Calculated Field Formula
DateStripped ifelse(
    substring({InputDate},3,2)='th' OR
    substring({InputDate},3,2)='nd' OR
    substring({InputDate},3,2)='st' OR
    substring({InputDate},3,2)='rd',
    concat(substring({InputDate},1,2),substring({InputDate},5,strlen({InputDate})-4)), ifelse(
      substring({InputDate},2,2)='th' OR
      substring({InputDate},2,2)='nd' OR
      substring({InputDate},2,2)='st' OR
      substring({InputDate},2,2)='rd',
      concat(substring({InputDate},1,1),substring({InputDate},4,strlen({InputDate})-3)), NULL
    )
)
DateParsed ifelse(
    parseDate({DateStripped},'dd MMM yyyy HH:mm:ss')=NULL,
    parseDate({DateStripped},'d MMM yyyy HH:mm:ss'),
    parseDate({DateStripped},'dd MMM yyyy HH:mm:ss')
)

Finally, some timestamps are stored as an epoch value, which is an integer representation of a date as the number of seconds since 00:00:00 UTC on January 1, 1970, to convert these, there is a dedicated function epochDate you can use in a calculated field:

Timestamp Calculated Field
1675122072 epochDate(InputDate)

These are just some examples of how to handle incoming dates and convert them to Date datatypes in QuickSight.

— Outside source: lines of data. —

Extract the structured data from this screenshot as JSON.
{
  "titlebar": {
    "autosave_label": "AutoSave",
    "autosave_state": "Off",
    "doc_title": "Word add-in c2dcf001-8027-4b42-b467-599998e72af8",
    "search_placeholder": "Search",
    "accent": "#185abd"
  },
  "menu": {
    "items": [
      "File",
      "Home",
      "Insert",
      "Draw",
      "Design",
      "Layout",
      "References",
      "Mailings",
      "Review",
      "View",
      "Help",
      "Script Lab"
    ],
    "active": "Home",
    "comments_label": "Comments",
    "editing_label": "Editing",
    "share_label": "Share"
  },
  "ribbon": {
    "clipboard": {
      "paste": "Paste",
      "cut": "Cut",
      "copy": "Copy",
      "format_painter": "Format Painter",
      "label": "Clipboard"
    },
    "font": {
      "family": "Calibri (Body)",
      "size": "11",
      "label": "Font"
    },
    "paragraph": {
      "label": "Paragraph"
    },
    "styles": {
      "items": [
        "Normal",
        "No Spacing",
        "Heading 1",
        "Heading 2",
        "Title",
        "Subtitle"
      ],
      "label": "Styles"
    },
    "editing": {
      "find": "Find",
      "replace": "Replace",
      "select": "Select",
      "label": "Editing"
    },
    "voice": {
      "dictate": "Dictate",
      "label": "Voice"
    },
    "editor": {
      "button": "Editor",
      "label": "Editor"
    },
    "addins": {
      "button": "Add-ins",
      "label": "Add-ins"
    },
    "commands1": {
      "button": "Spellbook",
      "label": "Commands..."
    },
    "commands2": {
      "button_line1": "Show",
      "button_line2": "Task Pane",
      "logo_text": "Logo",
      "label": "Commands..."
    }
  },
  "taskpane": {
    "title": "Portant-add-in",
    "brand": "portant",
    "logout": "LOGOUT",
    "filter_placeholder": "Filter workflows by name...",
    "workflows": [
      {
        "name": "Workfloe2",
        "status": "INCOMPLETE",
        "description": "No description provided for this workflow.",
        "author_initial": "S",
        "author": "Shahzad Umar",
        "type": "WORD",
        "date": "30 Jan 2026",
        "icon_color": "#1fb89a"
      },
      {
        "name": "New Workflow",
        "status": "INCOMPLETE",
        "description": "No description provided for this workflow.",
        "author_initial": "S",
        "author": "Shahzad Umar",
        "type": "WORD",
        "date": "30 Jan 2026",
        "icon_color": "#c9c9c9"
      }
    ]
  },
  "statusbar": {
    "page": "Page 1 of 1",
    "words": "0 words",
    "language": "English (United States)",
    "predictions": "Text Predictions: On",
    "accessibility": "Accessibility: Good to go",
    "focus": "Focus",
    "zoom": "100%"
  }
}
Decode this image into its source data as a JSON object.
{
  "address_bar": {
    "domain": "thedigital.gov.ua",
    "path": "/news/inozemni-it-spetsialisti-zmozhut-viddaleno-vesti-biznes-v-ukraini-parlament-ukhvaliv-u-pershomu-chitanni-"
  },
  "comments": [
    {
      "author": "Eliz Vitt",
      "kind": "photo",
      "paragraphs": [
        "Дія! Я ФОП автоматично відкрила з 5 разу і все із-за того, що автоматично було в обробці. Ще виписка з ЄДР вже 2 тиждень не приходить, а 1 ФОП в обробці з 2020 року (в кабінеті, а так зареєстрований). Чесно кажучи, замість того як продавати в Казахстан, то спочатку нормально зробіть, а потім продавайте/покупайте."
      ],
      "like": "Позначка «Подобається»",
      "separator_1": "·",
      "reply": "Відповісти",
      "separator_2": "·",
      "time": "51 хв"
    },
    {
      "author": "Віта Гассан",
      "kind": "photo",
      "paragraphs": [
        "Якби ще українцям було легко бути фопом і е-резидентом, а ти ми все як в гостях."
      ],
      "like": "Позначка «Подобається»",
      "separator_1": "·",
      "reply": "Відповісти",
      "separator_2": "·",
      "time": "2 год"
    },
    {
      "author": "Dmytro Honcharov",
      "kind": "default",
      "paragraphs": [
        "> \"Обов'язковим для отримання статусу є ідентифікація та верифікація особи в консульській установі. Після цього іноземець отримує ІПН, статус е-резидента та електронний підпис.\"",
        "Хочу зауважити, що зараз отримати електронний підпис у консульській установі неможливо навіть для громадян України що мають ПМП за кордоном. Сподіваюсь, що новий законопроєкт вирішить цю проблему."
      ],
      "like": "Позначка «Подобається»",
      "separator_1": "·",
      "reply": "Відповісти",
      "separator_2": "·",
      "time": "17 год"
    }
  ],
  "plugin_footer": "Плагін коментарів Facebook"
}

Feel free to comment and/or add your own examples below to make this a living article that benefits the wider community.

Hope this helps,
Andrew

@abacon - thanks very much for this. Date fields can be quite tricky…

I have a question on the use of epoch dates. I have a field in my upstream data which I believe is a Bitwise date - an example below:

6951142541622250792

Converted in exel : =INT((A1/(2^22)))/1000

Result - 1657281528, then converted to Epoch is 08/07/2022.

My data is stored in S3 and I will be moving it into Athena via Glue - Should I convert this to a human readable date along the way, or am I better off passing the epoch result (1657281528), then using the epochDate in a calculated field? If the latter, does this have speed of query impacts on the dashboard as it is having to constanctly calculate on the fly (my data is time series based)?

Thanks,
Q

1 Like

Hi @QSCommUser,
If your requirement is for dashboards to be as performant as possible, then can I assume you are using SPICE? If so, SPICE encodes datetimes as 64 bit integers. As you identified, if you choose to store the epoch result instead, you would have to make an additional call to epochDate to convert it. This could add computational overhead to your dashboards. Therefore, I would ensure that datetimes emitted from Athena can be ingested by QuickSight directly into its native Date data type.
Are you needing to perform any calculations on the dates or are they simply being used as a dimension?